Pakistan Blasphemy Case: Girl Arrested For 'Burning Quran' Is 14-Years-Old, Doctors Say

A Christian girl detained in Pakistan accused of burning pages of the Quran is 14 years old, and has a mental age of much less, doctors have said.

Initially it was reported the girl had Down's Syndrome and was thought to be 11 or 12. Details of the girl's circumstances are still unclear, with a man claiming to be the girl's father releasing an open letter through human rights group Avaaz asking if she can be pardoned.

The girl, known as Rimsha Masih, was arrested on blasphemy charges in Islamabad last week after she was reportedly seen in public holding burnt pages containing Koranic verses. Chaudhry will now apply for her case to be heard in the juvenile courts.

Her lawyer Tahir Naveed Chaudhry said the girl was "weeping and crying", AP reported, when he visited her in prison over the weekend.

Since the incident reports have emerged of hundreds of Christian families fleeing Pakistan in fear.

According to the Washington Post around 600 Christians have fled the capital in fear following Rimsha's arrest.

However others in the Christian community have protested Rimsha's treatment.

"Rimsha has been sent to jail without any proof. We demand this law should be repealed, people are misusing it. And Rimsha should be released immediately," Bishop Arshad Khokhar said, according to al Jazeera.

Allama Tahir Ashrafi, chairman of the All Pakistan Ulema Council, a group of Muslim scholars spoke out in support of the girl on Tuesday, saying:

"The law of the jungle is taking over now and anybody can be accused of anything.

"If she has been falsely accused, her accuser should be arrested and punished."

Pakistan's Minister for National Harmony, Paul Bhatti, told the BBC she should be released, saying: "The police were initially reluctant to arrest her, but they came under a lot of pressure from a very large crowd who were threatening to burn down Christian homes."

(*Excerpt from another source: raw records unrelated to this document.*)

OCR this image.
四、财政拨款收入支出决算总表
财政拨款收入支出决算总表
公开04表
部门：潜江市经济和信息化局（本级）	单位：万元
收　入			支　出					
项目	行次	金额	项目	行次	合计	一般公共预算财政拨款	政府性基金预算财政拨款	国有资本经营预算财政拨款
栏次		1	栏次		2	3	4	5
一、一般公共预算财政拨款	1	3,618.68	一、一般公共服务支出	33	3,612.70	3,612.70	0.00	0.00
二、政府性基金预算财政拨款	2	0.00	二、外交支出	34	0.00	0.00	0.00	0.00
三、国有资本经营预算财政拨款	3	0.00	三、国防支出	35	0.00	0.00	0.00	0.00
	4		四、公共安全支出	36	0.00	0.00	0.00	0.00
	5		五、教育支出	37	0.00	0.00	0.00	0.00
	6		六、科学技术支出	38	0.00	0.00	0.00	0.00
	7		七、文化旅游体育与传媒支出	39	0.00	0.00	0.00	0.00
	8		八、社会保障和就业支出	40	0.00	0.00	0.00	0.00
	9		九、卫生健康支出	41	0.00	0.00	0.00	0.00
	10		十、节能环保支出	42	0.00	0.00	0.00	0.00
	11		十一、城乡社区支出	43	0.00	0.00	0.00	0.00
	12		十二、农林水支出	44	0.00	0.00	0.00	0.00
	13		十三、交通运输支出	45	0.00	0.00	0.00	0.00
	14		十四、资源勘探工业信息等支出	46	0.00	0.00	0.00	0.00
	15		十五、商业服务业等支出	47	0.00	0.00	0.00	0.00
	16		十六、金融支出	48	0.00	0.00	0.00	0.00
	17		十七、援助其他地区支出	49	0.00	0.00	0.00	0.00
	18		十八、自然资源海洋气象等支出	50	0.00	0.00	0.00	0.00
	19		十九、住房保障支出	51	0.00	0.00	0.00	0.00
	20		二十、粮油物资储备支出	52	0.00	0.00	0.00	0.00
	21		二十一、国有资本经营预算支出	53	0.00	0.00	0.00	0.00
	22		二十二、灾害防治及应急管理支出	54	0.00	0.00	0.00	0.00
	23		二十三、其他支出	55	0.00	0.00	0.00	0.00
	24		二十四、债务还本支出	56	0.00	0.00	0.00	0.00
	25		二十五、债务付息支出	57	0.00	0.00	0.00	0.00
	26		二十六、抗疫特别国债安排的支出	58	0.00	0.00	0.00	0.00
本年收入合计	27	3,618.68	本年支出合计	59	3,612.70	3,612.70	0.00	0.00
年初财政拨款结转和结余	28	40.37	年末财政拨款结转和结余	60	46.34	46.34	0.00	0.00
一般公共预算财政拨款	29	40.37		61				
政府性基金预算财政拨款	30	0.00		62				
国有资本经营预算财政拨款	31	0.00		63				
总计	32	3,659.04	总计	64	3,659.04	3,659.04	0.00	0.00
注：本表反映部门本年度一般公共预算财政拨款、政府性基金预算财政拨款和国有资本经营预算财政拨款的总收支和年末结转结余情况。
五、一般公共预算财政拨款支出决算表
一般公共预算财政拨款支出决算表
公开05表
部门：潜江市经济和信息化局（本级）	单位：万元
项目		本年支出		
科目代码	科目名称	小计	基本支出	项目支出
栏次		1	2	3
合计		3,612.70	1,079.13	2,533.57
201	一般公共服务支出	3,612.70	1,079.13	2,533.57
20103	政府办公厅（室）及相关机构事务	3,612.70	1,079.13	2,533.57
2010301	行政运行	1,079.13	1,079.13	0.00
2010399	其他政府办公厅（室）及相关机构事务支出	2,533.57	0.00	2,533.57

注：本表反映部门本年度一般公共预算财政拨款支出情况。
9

A police officer involved in the case, in Pakistan's capital Islamabad, said the accused girl had told him she had no idea there were pages of the Quran inside the papers she had burnt.

Qasim Niazi said the girl was illiterate and had not attended school, although there conflicting reports as to her mental state. He also told CNN 150 people had gathered in a part of town where the Christian population is based and threatened to burn down their houses.

He said: "The mob wanted to burn the girl to give her a lesson." He added families in the area had fled in fear."